Adrian Wyld

KAMLOOPS, C.-B. – Les joueuses de l’équipe canadienne de hockey féminin ont raflé l’or aux quatre derniers Jeux olympiques, trois fois contre leurs rivales américaines en finale. Pourquoi sont-elles incapables de faire de même au Championnat mondial?

«C’est une bonne question. Nous avons une semaine pour trouver une façon de le faire», a dit l’attaquante canadienne Hayley Wickenheiser.

Comme les Américaines ont battu le Canada pour mettre la main sur cinq des six derniers Championnats mondiaux, la question se pose également à l’envers. Pourquoi sont-elles incapables de faire de même aux Jeux olympiques?

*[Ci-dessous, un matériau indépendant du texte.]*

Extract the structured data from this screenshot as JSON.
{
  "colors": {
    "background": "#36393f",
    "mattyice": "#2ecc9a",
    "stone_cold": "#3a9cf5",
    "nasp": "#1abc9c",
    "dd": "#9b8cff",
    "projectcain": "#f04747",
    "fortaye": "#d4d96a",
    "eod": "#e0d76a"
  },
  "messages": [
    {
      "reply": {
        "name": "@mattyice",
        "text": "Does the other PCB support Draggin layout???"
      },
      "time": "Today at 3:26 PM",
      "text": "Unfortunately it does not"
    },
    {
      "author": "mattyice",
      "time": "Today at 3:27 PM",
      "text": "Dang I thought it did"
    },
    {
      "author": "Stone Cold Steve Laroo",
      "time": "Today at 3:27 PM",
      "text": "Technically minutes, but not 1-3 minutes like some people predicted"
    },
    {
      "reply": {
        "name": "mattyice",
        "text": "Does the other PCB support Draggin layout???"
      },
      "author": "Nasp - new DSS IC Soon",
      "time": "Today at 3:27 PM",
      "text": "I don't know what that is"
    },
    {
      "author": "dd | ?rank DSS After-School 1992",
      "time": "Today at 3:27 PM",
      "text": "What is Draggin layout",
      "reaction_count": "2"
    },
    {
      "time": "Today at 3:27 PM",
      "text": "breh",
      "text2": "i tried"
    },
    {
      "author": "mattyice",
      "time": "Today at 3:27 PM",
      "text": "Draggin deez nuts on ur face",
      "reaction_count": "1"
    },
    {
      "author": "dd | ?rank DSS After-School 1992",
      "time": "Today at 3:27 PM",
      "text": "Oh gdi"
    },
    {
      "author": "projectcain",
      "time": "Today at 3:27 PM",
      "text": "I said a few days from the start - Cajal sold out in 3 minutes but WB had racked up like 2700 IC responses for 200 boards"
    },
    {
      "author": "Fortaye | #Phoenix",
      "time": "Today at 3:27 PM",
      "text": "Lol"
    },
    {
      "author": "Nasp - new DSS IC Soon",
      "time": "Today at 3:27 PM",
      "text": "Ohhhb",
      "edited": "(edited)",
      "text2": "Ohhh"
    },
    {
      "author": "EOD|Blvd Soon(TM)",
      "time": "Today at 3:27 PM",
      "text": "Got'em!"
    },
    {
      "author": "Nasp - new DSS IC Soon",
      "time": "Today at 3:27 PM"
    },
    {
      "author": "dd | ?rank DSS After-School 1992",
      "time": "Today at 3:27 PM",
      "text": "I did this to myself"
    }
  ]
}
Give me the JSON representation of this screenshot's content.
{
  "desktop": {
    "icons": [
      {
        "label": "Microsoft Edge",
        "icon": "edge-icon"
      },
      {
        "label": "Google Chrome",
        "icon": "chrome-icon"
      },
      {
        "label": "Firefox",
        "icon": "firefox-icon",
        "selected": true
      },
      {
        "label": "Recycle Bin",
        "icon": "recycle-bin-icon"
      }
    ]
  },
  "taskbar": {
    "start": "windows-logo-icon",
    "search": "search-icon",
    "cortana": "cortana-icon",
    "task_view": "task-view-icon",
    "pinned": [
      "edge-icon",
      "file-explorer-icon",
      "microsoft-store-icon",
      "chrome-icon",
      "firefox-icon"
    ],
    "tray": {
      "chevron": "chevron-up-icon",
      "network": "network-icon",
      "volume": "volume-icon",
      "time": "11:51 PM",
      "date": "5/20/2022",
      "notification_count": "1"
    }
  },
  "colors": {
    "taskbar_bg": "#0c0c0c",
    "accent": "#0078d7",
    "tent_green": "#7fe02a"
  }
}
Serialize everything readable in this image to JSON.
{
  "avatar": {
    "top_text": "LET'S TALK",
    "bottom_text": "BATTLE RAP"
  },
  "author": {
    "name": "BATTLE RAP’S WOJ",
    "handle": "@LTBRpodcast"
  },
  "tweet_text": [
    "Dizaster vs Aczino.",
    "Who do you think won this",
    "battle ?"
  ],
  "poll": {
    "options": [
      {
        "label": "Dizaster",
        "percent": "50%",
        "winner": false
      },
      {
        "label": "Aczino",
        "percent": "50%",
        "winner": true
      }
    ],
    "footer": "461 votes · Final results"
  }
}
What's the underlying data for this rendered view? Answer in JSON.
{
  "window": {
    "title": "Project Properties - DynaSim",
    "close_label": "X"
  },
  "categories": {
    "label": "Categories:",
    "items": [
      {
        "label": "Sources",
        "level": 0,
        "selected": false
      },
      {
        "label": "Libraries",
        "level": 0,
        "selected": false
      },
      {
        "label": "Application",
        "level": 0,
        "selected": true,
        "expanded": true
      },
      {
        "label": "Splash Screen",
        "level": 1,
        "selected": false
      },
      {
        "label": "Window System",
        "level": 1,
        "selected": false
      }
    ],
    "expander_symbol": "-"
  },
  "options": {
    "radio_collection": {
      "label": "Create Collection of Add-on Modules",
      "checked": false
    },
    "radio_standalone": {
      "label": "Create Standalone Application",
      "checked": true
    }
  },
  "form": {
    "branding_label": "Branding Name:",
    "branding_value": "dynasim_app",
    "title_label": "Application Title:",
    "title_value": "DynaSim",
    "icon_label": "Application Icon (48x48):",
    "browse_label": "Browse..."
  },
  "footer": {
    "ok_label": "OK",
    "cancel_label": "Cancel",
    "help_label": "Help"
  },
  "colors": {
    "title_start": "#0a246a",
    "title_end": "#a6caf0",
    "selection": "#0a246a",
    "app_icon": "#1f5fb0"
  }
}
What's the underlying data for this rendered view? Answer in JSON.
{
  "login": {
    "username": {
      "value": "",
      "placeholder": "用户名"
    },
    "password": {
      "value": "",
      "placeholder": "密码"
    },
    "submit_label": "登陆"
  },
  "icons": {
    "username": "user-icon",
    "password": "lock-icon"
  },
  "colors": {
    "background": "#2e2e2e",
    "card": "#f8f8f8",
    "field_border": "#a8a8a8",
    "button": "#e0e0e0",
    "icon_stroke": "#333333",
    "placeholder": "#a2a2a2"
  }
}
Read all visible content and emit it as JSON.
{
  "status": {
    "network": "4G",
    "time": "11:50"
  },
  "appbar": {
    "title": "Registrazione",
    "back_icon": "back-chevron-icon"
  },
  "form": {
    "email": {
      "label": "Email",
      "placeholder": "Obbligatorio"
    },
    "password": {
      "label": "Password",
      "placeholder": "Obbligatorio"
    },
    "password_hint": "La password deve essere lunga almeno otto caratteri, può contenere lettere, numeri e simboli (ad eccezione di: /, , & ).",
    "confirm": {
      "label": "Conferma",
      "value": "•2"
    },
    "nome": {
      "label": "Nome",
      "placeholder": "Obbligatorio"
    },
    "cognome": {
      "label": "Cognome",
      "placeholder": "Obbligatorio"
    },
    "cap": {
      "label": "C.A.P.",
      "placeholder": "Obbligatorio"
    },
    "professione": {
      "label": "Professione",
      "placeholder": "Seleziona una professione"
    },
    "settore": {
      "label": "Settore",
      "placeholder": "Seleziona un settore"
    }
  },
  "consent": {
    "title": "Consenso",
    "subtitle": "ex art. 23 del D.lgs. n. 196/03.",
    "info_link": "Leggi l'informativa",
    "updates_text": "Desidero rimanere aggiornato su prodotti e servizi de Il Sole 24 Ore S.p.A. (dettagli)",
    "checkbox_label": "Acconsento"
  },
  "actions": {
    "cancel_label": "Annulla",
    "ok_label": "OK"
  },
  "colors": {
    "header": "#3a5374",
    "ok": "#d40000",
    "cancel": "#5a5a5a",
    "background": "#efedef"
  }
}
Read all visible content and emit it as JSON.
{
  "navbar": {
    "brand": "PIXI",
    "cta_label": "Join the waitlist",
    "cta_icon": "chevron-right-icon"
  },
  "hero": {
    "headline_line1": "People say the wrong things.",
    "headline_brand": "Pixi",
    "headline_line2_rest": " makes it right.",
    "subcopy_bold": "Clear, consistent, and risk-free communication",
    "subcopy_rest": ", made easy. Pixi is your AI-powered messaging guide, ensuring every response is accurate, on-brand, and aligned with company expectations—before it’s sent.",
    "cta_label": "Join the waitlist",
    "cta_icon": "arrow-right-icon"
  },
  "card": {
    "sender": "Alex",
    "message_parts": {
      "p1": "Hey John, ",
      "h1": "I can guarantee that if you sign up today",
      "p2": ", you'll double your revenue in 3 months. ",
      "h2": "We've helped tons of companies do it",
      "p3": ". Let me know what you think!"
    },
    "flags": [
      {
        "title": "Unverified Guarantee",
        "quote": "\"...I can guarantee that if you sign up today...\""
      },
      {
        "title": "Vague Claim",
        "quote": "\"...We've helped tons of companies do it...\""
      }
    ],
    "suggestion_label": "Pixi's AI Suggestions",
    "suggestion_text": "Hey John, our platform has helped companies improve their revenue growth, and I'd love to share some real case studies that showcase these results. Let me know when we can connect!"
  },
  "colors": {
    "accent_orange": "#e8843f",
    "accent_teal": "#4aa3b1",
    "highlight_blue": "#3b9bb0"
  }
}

«Honnêtement, nous nous faisons poser cette question régulièrement, a mentionné Meghan Duggan, la capitaine de la formation des États-Unis. Nous avons gagné cinq des six derniers Mondiaux et nous savons toutes comment se sont terminés les Jeux olympiques. C’est pour cette raison que nous jouons au hockey. Nous ne savons jamais qui va l’emporter.»

Lundi, à l’occasion d’un match de ronde préliminaire à Kamloops, les deux formations rivales croiseront le fer en lever de rideau de l’édition 2016 du tournoi.

Le Canada, les États-Unis, la Finlande et la Russie formeront le groupe A. Les deux meilleures équipes de la ronde préliminaire obtiendront un laissez-passer pour les demi-finales. Les deux dernières équipes affronteront en quarts de finale les deux premières équipes du groupe B, composé de la Suisse, la Suède, la République tchèque et le Japon.

Lors du dernier Mondial, en 2015 à Malmö, en Suède, les Américaines avaient défait les Canadiennes 7-5 et elles avaient répété l’exploit en 2013, cette fois par la marque de 3-2, alors que l’événement était présenté à Ottawa.

Après avoir gagné les huit premiers Championnats mondiaux, le Canada n’a triomphé que deux fois au cours des huit derniers tournois — en 2007 et en 2012.

«Je ne crois pas qu’il y ait une raison particulière qui explique pourquoi nous l’emportons aux Jeux olympiques, mais pas aux Mondiaux, a affirmé Wickenheiser. Ces tournois reviennent à une seule partie. Ça revient à offrir notre meilleur hockey au moment opportun, d’être constantes et de saisir l’opportunité. Je crois que notre équipe est capable de le faire.»

L’équipe canadienne est plus expérimentée qu’il y a un an, quand 10 joueuses ont effectué leur baptême dans ce tournoi.

Sept d’entre elles sont de retour dans la formation à Kamloops, mais les retours des attaquantes Wickenheiser et Meghan Agosta, de la défenseuse Meaghan Mikkelson et de la gardienne Charline Labonté ajoutent de l’expérience au sein de la formation.

Laura Schuler, une ancienne joueuse de l’équipe canadienne, sera derrière le banc du Canada, tandis que les États-Unis pourront compter sur l’ancien défenseur de la LNH Ken Klee en tant qu’entraîneur-chef.

«Nous sommes capables de jouer avec vitesse et de contrôler le jeu, nous possédons des joueuses très talentueuses et notre équipe est tenace et désireuse d’aller dans les endroits difficiles sur la patinoire», a fait valoir Schuler.